The changing light always makes a visit worthwhile when 'nothing' else is happening. But there is always something when you look long and hard enough (not that I ever do!).
One of the few places you get such a long flat open vista. Incredibly 'members of the family' had cattle on this site over 300 years ago! Maybe I should give history a wave.
I am used to seeing Redshank on river estuaries, on the beach and they are remarkably well patterned for their environment. From above a raptor would have difficulty spotting this as a target.
Grey Partridge are difficult to approach literally running off as you approach, and if you get too close, zoom off at zero feet, putting any radar to shame!

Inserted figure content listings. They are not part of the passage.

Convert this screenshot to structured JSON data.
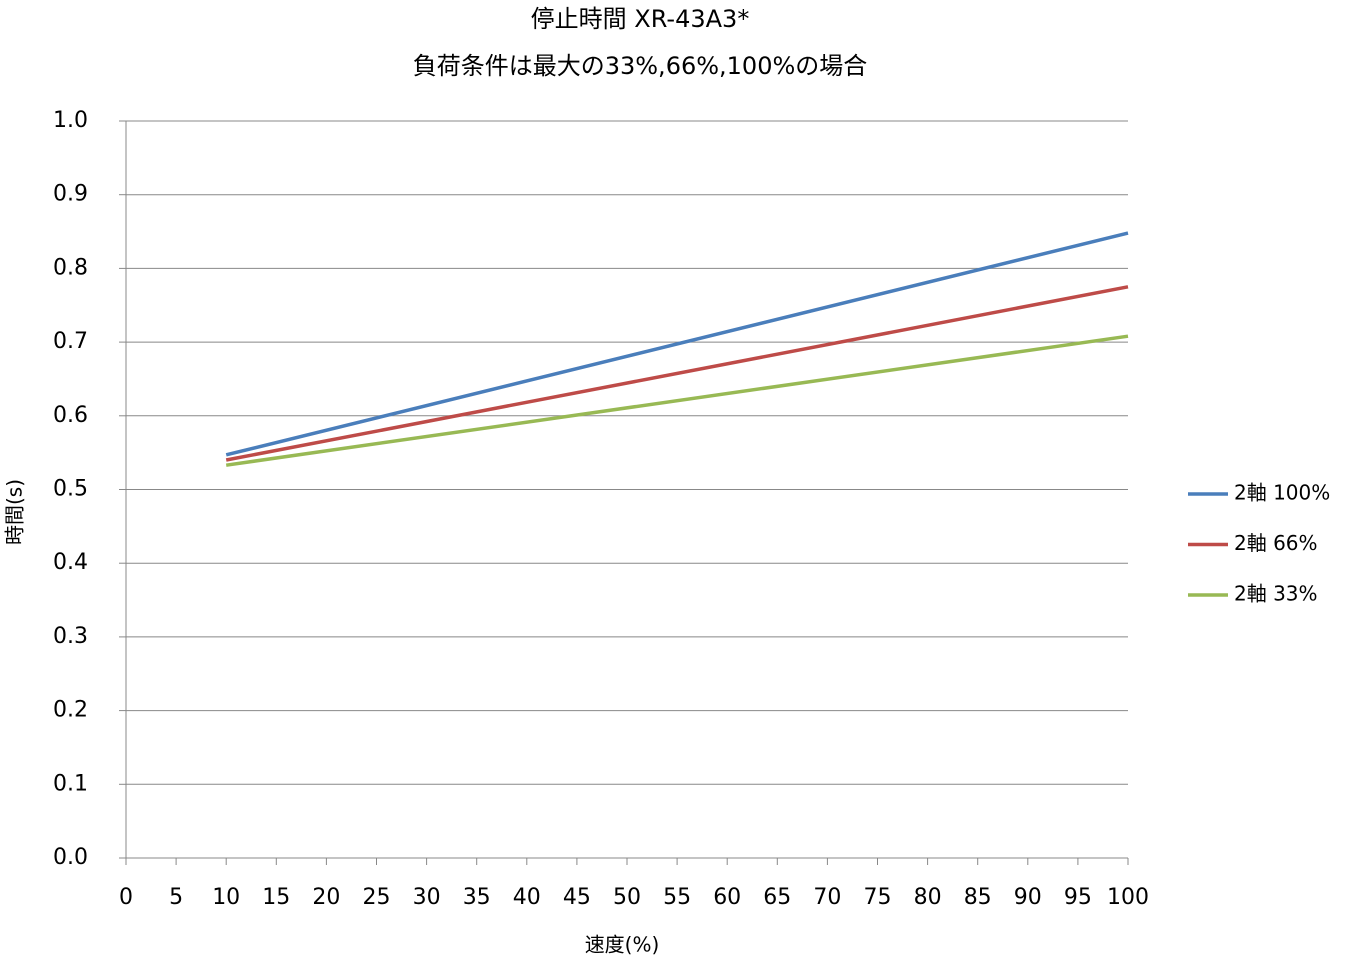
{
  "chart_data": {
    "type": "line",
    "title": "停止時間 XR-43A3*",
    "subtitle": "負荷条件は最大の33%,66%,100%の場合",
    "x_label": "速度(%)",
    "y_label": "時間(s)",
    "x": [
      10,
      100
    ],
    "series": [
      {
        "name": "2軸 100%",
        "color": "#4a7ebb",
        "values": [
          0.547,
          0.848
        ]
      },
      {
        "name": "2軸 66%",
        "color": "#be4b48",
        "values": [
          0.54,
          0.775
        ]
      },
      {
        "name": "2軸 33%",
        "color": "#98b954",
        "values": [
          0.533,
          0.708
        ]
      }
    ],
    "xlim": [
      0,
      100
    ],
    "xticks": [
      0,
      5,
      10,
      15,
      20,
      25,
      30,
      35,
      40,
      45,
      50,
      55,
      60,
      65,
      70,
      75,
      80,
      85,
      90,
      95,
      100
    ],
    "ylim": [
      0,
      1
    ],
    "yticks": [
      {
        "value": 0,
        "label": "0.0"
      },
      0.1,
      0.2,
      0.3,
      0.4,
      0.5,
      0.6,
      0.7,
      0.8,
      0.9,
      {
        "value": 1,
        "label": "1.0"
      }
    ],
    "grid": true,
    "legend": "right"
  }
}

Being in the right place at the right time helps, but it inevitably means an early start. The problem always is, the sun rises in the east EVERY DAY! (and strangely enough sets in the west, funny that).
Sometimes understanding bird behaviour helps, adult lapwings attacking approaching gulls can be a sign that youngsters are not far away. Of course this dull black birds have much more going for them than one realise, the irridescence created by light reflection and all that. As a young lad, I have abiding memories of seeing a lapwing nest with three eggs in the dip in the ground created by cattle feet, when off into the countryside very early one morning — a long long time ago — needless to say that field is now housing. Gotta live somewhere I guess.
Corvids, Rooks, Carrion Crows and Magpies can be a problem, as indeed predatory gulls, but sometimes even they are pre-occupied, this magpie busy collected worms for the offspring.